I like this analysis; I think it’s spot on. Still, it’s worth noting that when children are required to go to school, it means that they cannot be easily forced into child labor under unsafe conditions. Thus, those requirements were an unambiguous good.
Mandatory college is a bit of a different story. College is wonderful in many ways (and I’m incredibly glad that I was able to go before tuition really shot up), but practically mandatory college is causing a lot of problems (even as it solves others). First, students find it difficult to hold down full time work while they go to school, which means that most college students will earn less money than they would if they could find full time work instead of going to college for four-plus years. Second, tuition is so high that students almost always have to go tens of thousands, if not hundreds of thousands, of dollars in debt to finish a degree or two. Thus, college students lose money two different ways: through decreased opportunities for full-time work and through expensive tuition. Students may then lose money a third way: being unable to find a job that requires a degree, like Niela Orr working for Instacart (After all, going to college is only worthwhile, from a purely financial point of view, if students are able to get jobs with salaries that compensate for the loss of their four-plus years of full time employment as well as their loans and the attendant interest interest payments.).

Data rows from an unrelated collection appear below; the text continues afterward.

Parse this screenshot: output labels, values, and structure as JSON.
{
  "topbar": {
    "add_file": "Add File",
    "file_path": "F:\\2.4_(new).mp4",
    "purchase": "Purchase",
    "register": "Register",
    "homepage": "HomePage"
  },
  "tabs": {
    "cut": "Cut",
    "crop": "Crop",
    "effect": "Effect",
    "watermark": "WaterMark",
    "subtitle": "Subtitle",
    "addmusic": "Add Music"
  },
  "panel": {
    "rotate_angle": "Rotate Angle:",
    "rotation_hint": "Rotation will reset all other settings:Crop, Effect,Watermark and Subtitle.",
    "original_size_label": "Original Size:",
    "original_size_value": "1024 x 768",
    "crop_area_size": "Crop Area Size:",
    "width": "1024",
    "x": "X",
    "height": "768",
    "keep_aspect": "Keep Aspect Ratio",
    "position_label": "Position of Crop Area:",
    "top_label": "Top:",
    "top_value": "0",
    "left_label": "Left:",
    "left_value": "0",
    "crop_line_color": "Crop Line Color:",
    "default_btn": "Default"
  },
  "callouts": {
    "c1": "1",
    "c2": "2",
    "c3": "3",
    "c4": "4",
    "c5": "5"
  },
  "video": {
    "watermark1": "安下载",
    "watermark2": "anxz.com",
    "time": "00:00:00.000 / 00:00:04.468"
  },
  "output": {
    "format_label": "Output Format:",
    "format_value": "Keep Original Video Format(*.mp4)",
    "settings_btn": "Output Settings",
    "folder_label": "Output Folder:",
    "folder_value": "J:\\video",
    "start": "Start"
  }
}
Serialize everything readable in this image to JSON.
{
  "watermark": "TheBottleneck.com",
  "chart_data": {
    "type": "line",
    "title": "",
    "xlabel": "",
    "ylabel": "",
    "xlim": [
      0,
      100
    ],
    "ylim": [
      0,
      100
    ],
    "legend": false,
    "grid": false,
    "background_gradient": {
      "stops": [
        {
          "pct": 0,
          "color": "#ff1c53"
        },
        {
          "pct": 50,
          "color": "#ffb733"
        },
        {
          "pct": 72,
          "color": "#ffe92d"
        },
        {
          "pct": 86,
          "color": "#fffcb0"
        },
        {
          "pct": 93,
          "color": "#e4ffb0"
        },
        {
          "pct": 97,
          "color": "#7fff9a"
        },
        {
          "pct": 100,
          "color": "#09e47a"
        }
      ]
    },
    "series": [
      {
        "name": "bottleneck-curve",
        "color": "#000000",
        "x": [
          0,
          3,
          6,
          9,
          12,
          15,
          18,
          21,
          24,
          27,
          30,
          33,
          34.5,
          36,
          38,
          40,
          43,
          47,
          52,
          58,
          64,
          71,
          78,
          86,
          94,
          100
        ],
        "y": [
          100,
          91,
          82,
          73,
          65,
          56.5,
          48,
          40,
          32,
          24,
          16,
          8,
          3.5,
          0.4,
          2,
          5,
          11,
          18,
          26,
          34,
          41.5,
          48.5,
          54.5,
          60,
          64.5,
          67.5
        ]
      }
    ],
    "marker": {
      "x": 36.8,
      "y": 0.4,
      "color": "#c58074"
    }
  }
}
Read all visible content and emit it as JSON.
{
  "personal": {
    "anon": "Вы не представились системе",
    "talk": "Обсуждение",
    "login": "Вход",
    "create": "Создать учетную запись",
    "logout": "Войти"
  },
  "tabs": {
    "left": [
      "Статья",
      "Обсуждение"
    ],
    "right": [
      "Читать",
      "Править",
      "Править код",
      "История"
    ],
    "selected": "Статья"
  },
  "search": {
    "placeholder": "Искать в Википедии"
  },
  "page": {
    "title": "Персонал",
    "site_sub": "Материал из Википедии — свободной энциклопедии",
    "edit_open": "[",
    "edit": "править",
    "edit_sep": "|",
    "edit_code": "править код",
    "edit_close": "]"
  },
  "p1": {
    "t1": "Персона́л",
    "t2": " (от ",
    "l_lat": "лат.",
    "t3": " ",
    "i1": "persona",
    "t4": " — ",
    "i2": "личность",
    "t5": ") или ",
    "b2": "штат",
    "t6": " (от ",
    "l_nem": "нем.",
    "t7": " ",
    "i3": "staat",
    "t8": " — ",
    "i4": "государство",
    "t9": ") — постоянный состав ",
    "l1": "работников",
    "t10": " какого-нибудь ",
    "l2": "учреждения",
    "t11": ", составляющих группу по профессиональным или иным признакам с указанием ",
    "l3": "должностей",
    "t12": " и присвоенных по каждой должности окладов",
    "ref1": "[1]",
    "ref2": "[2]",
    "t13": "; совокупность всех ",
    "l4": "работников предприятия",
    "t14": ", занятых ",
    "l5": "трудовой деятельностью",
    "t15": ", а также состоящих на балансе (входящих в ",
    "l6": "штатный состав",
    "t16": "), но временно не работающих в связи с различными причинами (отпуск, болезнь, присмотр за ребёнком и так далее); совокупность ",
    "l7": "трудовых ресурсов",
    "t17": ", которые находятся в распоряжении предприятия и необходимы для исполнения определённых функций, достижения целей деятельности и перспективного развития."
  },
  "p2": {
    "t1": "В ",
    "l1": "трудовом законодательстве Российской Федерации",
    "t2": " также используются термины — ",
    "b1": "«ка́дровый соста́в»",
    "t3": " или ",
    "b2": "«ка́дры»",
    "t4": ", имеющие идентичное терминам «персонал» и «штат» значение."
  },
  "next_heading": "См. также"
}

I think that in many ways, it’s wonderful that so many people are going to college these days (College isn’t just for getting skills and credentials; it’s for expanding your mind and taking classes that you don’t “need” and meeting new people and dating and picking up your roommate’s love of French New Wave film.), but increased demands for credentialization are financially useless if there are not enough jobs requiring credentials available for those who spend so much time and effort acquiring the demanded credentials.